I think we can mostly agree that Wall Street's ballooning expectations have
been quite effectively reined in (to the point that the bit has been yanked
through to the back of their head)
post #18 of 23
Quote:
Originally Posted by GoGators View Post

With such a steep decline in shareholder value, wallstreet is thinking.....either Apple is sitting on a golden egg, or they're being poorly run.

If that's what Wall Street is really thinking, then they have a lot of nerve, given how well they've run their own companies over the past few years.
post #19 of 23
If the investment banks were run even half as efficiently as Apple there wouldn't be an economic crisis right now.
post #20 of 23
what.. that product transition already happened?
I thought that was related to the upcoming macbooks... aluminum enclosures instead of plastic seem much more of a "transition" than a little pricedrop for the iPods?!
Also, weren't there rumors about a dedicated GPU? That would probably be a move to finally embrace gaming... and again more worthy of the term "transition".
So lets wait until, what.. 14th? I'm sure the new macbooks made from one solid aluminum brick in an expensive new manufacturing process, with an expensive nvidia-card will have *some* impact on the GM
post #21 of 23
As Steve J. has pointed out, he doesn't run his company by watching the stock market. He runs it as a business to maximize profit and keep it as a sound company.

If he ran it to only to keep the investors happy, that would be a short term outlook and we know Steve is famous for his long-term (5 to 10 or more years) outlook for Apple.

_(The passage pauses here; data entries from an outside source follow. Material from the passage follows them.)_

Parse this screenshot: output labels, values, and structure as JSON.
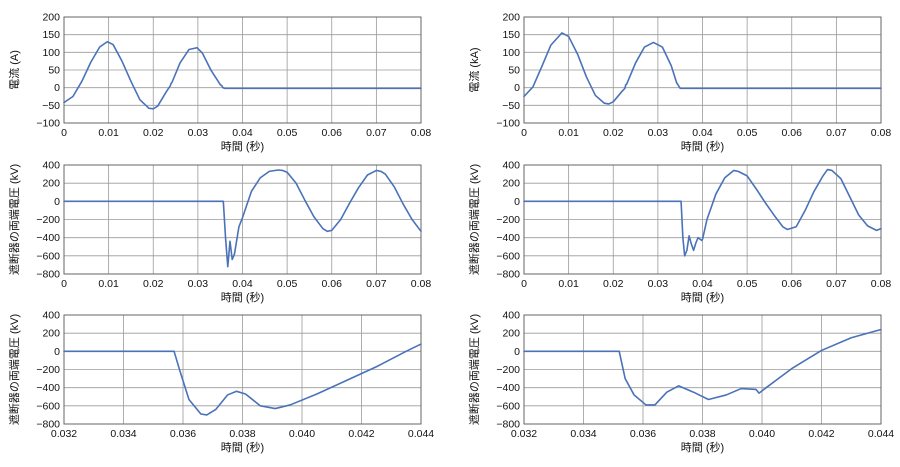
{
  "colors": {
    "line": "#4a72b8",
    "grid": "#9a9a9a",
    "frame": "#666666"
  },
  "chart_data": [
    {
      "type": "line",
      "ylabel": "電流 (A)",
      "xlabel": "時間 (秒)",
      "xlim": [
        0,
        0.08
      ],
      "ylim": [
        -100,
        200
      ],
      "xticks": [
        0,
        0.01,
        0.02,
        0.03,
        0.04,
        0.05,
        0.06,
        0.07,
        0.08
      ],
      "xtick_labels": [
        "0",
        "0.01",
        "0.02",
        "0.03",
        "0.04",
        "0.05",
        "0.06",
        "0.07",
        "0.08"
      ],
      "yticks": [
        -100,
        -50,
        0,
        50,
        100,
        150,
        200
      ],
      "ytick_labels": [
        "−100",
        "−50",
        "0",
        "50",
        "100",
        "150",
        "200"
      ],
      "grid": true,
      "series": [
        {
          "x": [
            0,
            0.002,
            0.004,
            0.006,
            0.008,
            0.0097,
            0.011,
            0.013,
            0.015,
            0.017,
            0.019,
            0.02,
            0.021,
            0.023,
            0.0238,
            0.024,
            0.0242,
            0.026,
            0.028,
            0.0298,
            0.031,
            0.033,
            0.035,
            0.0352,
            0.0354,
            0.0356,
            0.036,
            0.04,
            0.05,
            0.06,
            0.07,
            0.08
          ],
          "y": [
            -42,
            -25,
            18,
            72,
            115,
            130,
            122,
            75,
            18,
            -34,
            -58,
            -60,
            -52,
            -10,
            5,
            12,
            15,
            70,
            108,
            113,
            98,
            48,
            9,
            7,
            5,
            0,
            -2,
            -2,
            -2,
            -2,
            -2,
            -2
          ]
        }
      ]
    },
    {
      "type": "line",
      "ylabel": "電流 (kA)",
      "xlabel": "時間 (秒)",
      "xlim": [
        0,
        0.08
      ],
      "ylim": [
        -100,
        200
      ],
      "xticks": [
        0,
        0.01,
        0.02,
        0.03,
        0.04,
        0.05,
        0.06,
        0.07,
        0.08
      ],
      "xtick_labels": [
        "0",
        "0.01",
        "0.02",
        "0.03",
        "0.04",
        "0.05",
        "0.06",
        "0.07",
        "0.08"
      ],
      "yticks": [
        -100,
        -50,
        0,
        50,
        100,
        150,
        200
      ],
      "ytick_labels": [
        "−100",
        "−50",
        "0",
        "50",
        "100",
        "150",
        "200"
      ],
      "grid": true,
      "series": [
        {
          "x": [
            0,
            0.002,
            0.004,
            0.006,
            0.0085,
            0.01,
            0.012,
            0.014,
            0.016,
            0.018,
            0.019,
            0.02,
            0.022,
            0.0226,
            0.0228,
            0.023,
            0.025,
            0.027,
            0.029,
            0.031,
            0.033,
            0.034,
            0.0342,
            0.0345,
            0.035,
            0.04,
            0.05,
            0.06,
            0.07,
            0.08
          ],
          "y": [
            -25,
            2,
            60,
            120,
            155,
            145,
            95,
            30,
            -22,
            -44,
            -46,
            -40,
            -10,
            -2,
            8,
            10,
            70,
            115,
            128,
            115,
            62,
            22,
            14,
            8,
            -2,
            -2,
            -2,
            -2,
            -2,
            -2
          ]
        }
      ]
    },
    {
      "type": "line",
      "ylabel": "遮断器の両端電圧 (kV)",
      "xlabel": "時間 (秒)",
      "xlim": [
        0,
        0.08
      ],
      "ylim": [
        -800,
        400
      ],
      "xticks": [
        0,
        0.01,
        0.02,
        0.03,
        0.04,
        0.05,
        0.06,
        0.07,
        0.08
      ],
      "xtick_labels": [
        "0",
        "0.01",
        "0.02",
        "0.03",
        "0.04",
        "0.05",
        "0.06",
        "0.07",
        "0.08"
      ],
      "yticks": [
        -800,
        -600,
        -400,
        -200,
        0,
        200,
        400
      ],
      "ytick_labels": [
        "−800",
        "−600",
        "−400",
        "−200",
        "0",
        "200",
        "400"
      ],
      "grid": true,
      "series": [
        {
          "x": [
            0,
            0.0357,
            0.0362,
            0.0367,
            0.0372,
            0.0377,
            0.0382,
            0.0387,
            0.0392,
            0.04,
            0.042,
            0.044,
            0.046,
            0.048,
            0.049,
            0.05,
            0.052,
            0.054,
            0.056,
            0.058,
            0.059,
            0.06,
            0.062,
            0.064,
            0.066,
            0.068,
            0.07,
            0.071,
            0.072,
            0.074,
            0.076,
            0.078,
            0.08
          ],
          "y": [
            0,
            0,
            -400,
            -720,
            -440,
            -640,
            -580,
            -430,
            -280,
            -180,
            110,
            260,
            330,
            345,
            340,
            320,
            200,
            10,
            -170,
            -300,
            -330,
            -320,
            -200,
            -20,
            150,
            290,
            340,
            330,
            300,
            160,
            -30,
            -200,
            -330
          ]
        }
      ]
    },
    {
      "type": "line",
      "ylabel": "遮断器の両端電圧 (kV)",
      "xlabel": "時間 (秒)",
      "xlim": [
        0,
        0.08
      ],
      "ylim": [
        -800,
        400
      ],
      "xticks": [
        0,
        0.01,
        0.02,
        0.03,
        0.04,
        0.05,
        0.06,
        0.07,
        0.08
      ],
      "xtick_labels": [
        "0",
        "0.01",
        "0.02",
        "0.03",
        "0.04",
        "0.05",
        "0.06",
        "0.07",
        "0.08"
      ],
      "yticks": [
        -800,
        -600,
        -400,
        -200,
        0,
        200,
        400
      ],
      "ytick_labels": [
        "−800",
        "−600",
        "−400",
        "−200",
        "0",
        "200",
        "400"
      ],
      "grid": true,
      "series": [
        {
          "x": [
            0,
            0.0352,
            0.0356,
            0.036,
            0.0365,
            0.037,
            0.0375,
            0.038,
            0.0385,
            0.039,
            0.0398,
            0.04,
            0.041,
            0.043,
            0.045,
            0.047,
            0.048,
            0.05,
            0.052,
            0.054,
            0.056,
            0.058,
            0.059,
            0.061,
            0.063,
            0.065,
            0.067,
            0.068,
            0.069,
            0.071,
            0.073,
            0.075,
            0.077,
            0.079,
            0.08
          ],
          "y": [
            0,
            0,
            -400,
            -600,
            -540,
            -380,
            -470,
            -540,
            -460,
            -400,
            -430,
            -420,
            -200,
            80,
            260,
            340,
            330,
            280,
            140,
            -10,
            -150,
            -280,
            -310,
            -280,
            -100,
            110,
            280,
            350,
            340,
            250,
            50,
            -150,
            -270,
            -320,
            -300
          ]
        }
      ]
    },
    {
      "type": "line",
      "ylabel": "遮断器の両端電圧 (kV)",
      "xlabel": "時間 (秒)",
      "xlim": [
        0.032,
        0.044
      ],
      "ylim": [
        -800,
        400
      ],
      "xticks": [
        0.032,
        0.034,
        0.036,
        0.038,
        0.04,
        0.042,
        0.044
      ],
      "xtick_labels": [
        "0.032",
        "0.034",
        "0.036",
        "0.038",
        "0.040",
        "0.042",
        "0.044"
      ],
      "yticks": [
        -800,
        -600,
        -400,
        -200,
        0,
        200,
        400
      ],
      "ytick_labels": [
        "−800",
        "−600",
        "−400",
        "−200",
        "0",
        "200",
        "400"
      ],
      "grid": true,
      "series": [
        {
          "x": [
            0.032,
            0.0357,
            0.0359,
            0.0362,
            0.0366,
            0.0368,
            0.0371,
            0.0375,
            0.0378,
            0.0381,
            0.0386,
            0.0391,
            0.0396,
            0.0405,
            0.0415,
            0.0425,
            0.0435,
            0.044
          ],
          "y": [
            0,
            0,
            -220,
            -530,
            -690,
            -700,
            -640,
            -480,
            -440,
            -470,
            -600,
            -630,
            -590,
            -470,
            -320,
            -170,
            0,
            80
          ]
        }
      ]
    },
    {
      "type": "line",
      "ylabel": "遮断器の両端電圧 (kV)",
      "xlabel": "時間 (秒)",
      "xlim": [
        0.032,
        0.044
      ],
      "ylim": [
        -800,
        400
      ],
      "xticks": [
        0.032,
        0.034,
        0.036,
        0.038,
        0.04,
        0.042,
        0.044
      ],
      "xtick_labels": [
        "0.032",
        "0.034",
        "0.036",
        "0.038",
        "0.040",
        "0.042",
        "0.044"
      ],
      "yticks": [
        -800,
        -600,
        -400,
        -200,
        0,
        200,
        400
      ],
      "ytick_labels": [
        "−800",
        "−600",
        "−400",
        "−200",
        "0",
        "200",
        "400"
      ],
      "grid": true,
      "series": [
        {
          "x": [
            0.032,
            0.0352,
            0.0354,
            0.0357,
            0.0361,
            0.0364,
            0.0368,
            0.0372,
            0.0377,
            0.0382,
            0.0388,
            0.0393,
            0.0398,
            0.0399,
            0.0401,
            0.041,
            0.042,
            0.043,
            0.044
          ],
          "y": [
            0,
            0,
            -300,
            -480,
            -590,
            -590,
            -450,
            -380,
            -450,
            -530,
            -480,
            -410,
            -420,
            -460,
            -410,
            -190,
            10,
            150,
            240
          ]
        }
      ]
    }
  ]
}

I say: Apple. Stay the course. Keep doing what you're doing. It is working. If secrecy has worked for you, keep it up. (Even though, as some articles have pointed out, Apple has ramped back on pursuing leaks of upcoming products). Although I'm sure that Steve doesn't totally ignore the stock market, I say keep up what you're doing Steve and ignore the pundits.

Greg
post #22 of 23
I agree that Apple is a beautifully run and managed company in regards to the product, image, and (some may argue) culture they provide. Apple/Mac has fans the world over with myself being one of them. They are a far better company than most if not all financial companies save perhaps the GoldenSack people. All together too many companies cave to the pressures of wallstreet and investors alike. IMO, Apple has not and will never resort to such. I truly believe this is their blessing and curse! The value of a company's stock being slashed in HALF within the last TWO months is more than a speed bump in the road or blip on the radar! Changing times and conditions call for changing of ways. If Apple continues to rest on their laurels, perhaps this strategy will work out in the end. History says otherwise (coughM$cough and numerous others). When I wrote my first post earlier today, AAPL was actually even for the day, but managed to finish the day down almost 9%. Certainly the price of the stock will fluctuate with the market, but I think anyone long in AAPL has more pain to come. Keep in mind before/if you hate, this is all just my 2cents and should be taken as such.
post #23 of 23
Quote:
Originally Posted by Bregalad View Post

If the investment banks were run even half as efficiently as Apple there wouldn't be an economic crisis right now.

Replace the words "investment banks" and put in government and you have solved the problem of our country. Current politicians do NOT know how to run a successful government without scheming!